Elle le vit comme un retour, en pleine figure, de la loi du silence; le tabou qui revient comme un boomerang. "Elle m’a dit : il ne t’a quand même pas tuée. Mais l’inceste, c’est un crime sans cadavre." Elle se sent brisée, en mille morceaux, une fois de plus. "J’étais très mal. Je n’arrivais plus à sortir de mon lit." Serge l’emmène chez un généraliste à qui il explique la situation. Le médecin met le mot sur la maladie dont les hauts et les bas ne sont que des symptômes : l’inceste, et lui donne les coordonnées de l’ASBL Brise le silence (lire ci-contre). "Je n’arrive pas à avancer avec mon passé. Je sens que quelque chose n’est pas réglé", reprend Nathalie. "Mais je veux m’en sortir et aller mieux, ajoute-t-elle avec force. J’ai vécu avec ma douleur pendant des années. La mémoire traumatique refait surface. La manière de guérir, c’est de verbaliser."
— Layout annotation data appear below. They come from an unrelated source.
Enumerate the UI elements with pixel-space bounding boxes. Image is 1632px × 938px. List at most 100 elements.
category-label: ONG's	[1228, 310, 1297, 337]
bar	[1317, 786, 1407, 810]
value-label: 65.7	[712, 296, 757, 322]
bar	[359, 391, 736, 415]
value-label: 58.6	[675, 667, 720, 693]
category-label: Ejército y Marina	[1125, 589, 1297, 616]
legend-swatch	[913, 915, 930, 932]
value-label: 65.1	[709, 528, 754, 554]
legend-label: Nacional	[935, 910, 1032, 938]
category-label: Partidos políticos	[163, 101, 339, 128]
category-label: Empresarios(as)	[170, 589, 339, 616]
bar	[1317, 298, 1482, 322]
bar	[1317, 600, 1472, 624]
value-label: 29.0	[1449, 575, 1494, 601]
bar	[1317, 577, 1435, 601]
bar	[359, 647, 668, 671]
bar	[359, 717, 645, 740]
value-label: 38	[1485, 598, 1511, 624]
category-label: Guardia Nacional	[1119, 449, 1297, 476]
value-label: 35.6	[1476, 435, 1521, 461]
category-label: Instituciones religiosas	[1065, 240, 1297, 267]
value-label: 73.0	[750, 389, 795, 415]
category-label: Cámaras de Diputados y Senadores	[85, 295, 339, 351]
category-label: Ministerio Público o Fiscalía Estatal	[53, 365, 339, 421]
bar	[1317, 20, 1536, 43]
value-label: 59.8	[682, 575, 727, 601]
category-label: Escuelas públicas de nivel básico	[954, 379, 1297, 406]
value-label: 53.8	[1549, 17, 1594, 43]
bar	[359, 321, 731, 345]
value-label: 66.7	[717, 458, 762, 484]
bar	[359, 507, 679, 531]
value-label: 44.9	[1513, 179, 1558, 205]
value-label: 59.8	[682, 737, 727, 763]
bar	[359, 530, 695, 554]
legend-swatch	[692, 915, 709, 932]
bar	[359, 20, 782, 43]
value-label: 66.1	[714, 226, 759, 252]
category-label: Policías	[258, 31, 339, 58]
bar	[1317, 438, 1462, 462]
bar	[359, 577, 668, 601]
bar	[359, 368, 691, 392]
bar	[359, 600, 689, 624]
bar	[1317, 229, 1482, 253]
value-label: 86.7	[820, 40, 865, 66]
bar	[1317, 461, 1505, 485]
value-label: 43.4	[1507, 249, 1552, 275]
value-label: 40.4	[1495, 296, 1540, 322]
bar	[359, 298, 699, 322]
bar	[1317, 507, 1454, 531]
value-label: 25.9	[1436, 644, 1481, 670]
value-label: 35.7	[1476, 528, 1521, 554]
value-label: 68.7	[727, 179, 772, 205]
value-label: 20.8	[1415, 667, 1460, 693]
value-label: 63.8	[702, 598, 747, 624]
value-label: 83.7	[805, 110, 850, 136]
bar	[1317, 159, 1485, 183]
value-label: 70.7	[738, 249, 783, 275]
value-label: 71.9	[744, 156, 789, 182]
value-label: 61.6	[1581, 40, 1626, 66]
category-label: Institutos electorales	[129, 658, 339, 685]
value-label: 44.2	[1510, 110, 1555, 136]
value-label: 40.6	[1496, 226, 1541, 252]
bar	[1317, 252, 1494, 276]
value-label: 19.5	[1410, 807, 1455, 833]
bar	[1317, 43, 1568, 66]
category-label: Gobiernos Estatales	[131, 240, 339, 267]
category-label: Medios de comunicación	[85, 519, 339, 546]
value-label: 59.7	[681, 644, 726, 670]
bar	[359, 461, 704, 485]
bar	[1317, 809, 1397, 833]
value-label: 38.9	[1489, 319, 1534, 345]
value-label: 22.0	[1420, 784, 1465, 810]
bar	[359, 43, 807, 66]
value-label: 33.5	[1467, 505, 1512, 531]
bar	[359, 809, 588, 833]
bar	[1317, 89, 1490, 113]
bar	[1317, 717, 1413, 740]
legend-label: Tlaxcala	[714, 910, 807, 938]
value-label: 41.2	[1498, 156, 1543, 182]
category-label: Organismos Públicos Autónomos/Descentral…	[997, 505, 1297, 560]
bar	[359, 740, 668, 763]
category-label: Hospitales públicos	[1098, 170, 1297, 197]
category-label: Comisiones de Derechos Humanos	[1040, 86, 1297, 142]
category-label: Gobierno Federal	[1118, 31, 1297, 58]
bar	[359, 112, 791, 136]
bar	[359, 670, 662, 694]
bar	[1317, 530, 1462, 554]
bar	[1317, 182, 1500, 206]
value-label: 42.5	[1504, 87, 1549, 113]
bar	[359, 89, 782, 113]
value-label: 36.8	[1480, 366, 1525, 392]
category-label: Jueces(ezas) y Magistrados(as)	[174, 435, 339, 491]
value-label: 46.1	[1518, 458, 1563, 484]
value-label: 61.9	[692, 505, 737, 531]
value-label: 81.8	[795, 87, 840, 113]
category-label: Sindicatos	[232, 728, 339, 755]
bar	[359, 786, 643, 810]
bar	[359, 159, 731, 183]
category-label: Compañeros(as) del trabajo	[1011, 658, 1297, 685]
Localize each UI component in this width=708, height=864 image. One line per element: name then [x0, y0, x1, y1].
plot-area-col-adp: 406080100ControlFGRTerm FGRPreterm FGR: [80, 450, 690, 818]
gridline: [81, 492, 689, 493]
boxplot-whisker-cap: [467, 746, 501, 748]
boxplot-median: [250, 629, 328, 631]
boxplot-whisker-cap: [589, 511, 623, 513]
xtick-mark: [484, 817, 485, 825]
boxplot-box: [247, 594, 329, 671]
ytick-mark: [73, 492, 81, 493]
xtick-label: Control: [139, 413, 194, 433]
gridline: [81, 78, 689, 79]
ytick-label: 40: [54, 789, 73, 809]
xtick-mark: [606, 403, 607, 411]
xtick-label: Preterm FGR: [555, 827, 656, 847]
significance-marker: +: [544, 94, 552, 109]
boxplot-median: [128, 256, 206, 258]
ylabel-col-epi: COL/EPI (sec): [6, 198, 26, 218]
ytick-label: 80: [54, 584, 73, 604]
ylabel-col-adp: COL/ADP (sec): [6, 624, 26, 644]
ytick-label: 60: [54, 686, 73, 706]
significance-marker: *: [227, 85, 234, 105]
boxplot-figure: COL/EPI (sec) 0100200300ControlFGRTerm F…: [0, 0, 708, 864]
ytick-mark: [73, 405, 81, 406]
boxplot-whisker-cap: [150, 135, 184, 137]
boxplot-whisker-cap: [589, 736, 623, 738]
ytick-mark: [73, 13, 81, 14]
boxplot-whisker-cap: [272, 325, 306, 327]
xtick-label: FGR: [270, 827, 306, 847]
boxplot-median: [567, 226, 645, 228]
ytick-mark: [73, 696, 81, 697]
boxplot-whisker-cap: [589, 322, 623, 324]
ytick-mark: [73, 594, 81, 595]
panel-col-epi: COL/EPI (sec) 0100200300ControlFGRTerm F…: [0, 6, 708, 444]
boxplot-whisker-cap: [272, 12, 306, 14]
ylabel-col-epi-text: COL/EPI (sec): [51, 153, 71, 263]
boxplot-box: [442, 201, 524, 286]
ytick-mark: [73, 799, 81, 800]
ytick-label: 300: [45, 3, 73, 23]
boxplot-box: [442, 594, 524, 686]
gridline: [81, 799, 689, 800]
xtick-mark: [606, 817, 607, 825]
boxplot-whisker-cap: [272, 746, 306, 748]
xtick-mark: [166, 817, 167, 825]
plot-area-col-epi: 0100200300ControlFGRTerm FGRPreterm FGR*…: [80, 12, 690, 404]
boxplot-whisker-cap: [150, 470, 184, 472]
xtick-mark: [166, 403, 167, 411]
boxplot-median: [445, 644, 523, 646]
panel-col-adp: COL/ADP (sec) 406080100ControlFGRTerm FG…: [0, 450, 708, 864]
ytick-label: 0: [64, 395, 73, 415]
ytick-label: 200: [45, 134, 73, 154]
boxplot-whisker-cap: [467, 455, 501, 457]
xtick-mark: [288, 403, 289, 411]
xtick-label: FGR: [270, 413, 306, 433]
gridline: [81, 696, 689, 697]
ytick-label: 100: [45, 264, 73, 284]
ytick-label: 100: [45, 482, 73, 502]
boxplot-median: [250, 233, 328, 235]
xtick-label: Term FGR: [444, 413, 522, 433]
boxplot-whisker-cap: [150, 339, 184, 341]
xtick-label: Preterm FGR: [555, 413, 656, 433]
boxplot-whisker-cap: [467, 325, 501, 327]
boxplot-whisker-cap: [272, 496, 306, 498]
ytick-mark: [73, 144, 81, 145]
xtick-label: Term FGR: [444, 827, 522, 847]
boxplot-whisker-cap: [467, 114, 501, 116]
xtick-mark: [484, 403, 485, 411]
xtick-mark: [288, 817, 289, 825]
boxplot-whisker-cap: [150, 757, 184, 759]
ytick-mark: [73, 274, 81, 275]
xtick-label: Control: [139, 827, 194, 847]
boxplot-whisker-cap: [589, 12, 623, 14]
Elle poste un message sur Facebook où elle dévoile, à ses seuls amis, qu’elle a été victime d’inceste . "Je dois briser le silence. Pour moi. Mes enfants, mon mari. Et pour les autres victimes. Je dois maintenant comprendre. Apprendre. Partager. Prévenir", écrit-elle.

La semaine dernière, Nathalie a trouvé dans sa boîte aux lettres une plainte déposée par ses parents pour "divulgation méchante". Parce qu’elle avait parlé de son histoire sur Facebook. Ils ont pris un avocat. Elle était convoquée mercredi au commissariat pour audition. "C’est le monde à l’envers ! On veut à nouveau m’imposer le silence. Ça ne m’empêchera pas de me battre. Je ne cherche pas à nuire à mon père. Je n’agis pas dans un esprit de vengeance. Je travaille juste à ma guérison. Je veux monter un projet pour aider d’autres victimes. Cela passe par le témoignage. La honte doit changer de camp."


Une journée contre les abus sexuels et l’exploitation

Sensibilisation. Depuis 2015, le 18 novembre est la Journée européenne pour la protection des enfants contre l’exploitation et les abus sexuels. A cette occasion, le Conseil de l’Europe a produit une vidéo de sensibilisation faite en collaboration avec des enfants et à destination des enfants de 9 à 13 ans. Objectif : informer les enfants sur leurs droits et sensibiliser le grand public et les professionnels de l’enfance sur cette thématique.

"Brise le silence". L’inceste est un abus sexuel qui marque un enfant à vie. Les victimes restent souvent enfermées pendant de très longues années dans leur lourd secret, ne parvenant à en sortir qu’à l’âge adulte (lire ci-contre). Basée dans la région de Mons, l’ASBL Brise Le Silence propose une série d’outils et d’activités qui sont autant de moyens d’expression et de communication. Notamment des groupes de parole pour les personnes ayant été victimes de violences sexuelles (abus sexuels, viol, inceste…). S’exprimer par la parole permet d’aborder les difficultés rencontrées au quotidien et de trouver des moyens pour aider à (sur) vivre. Objectif : aller vers l’avant et se sentir mieux.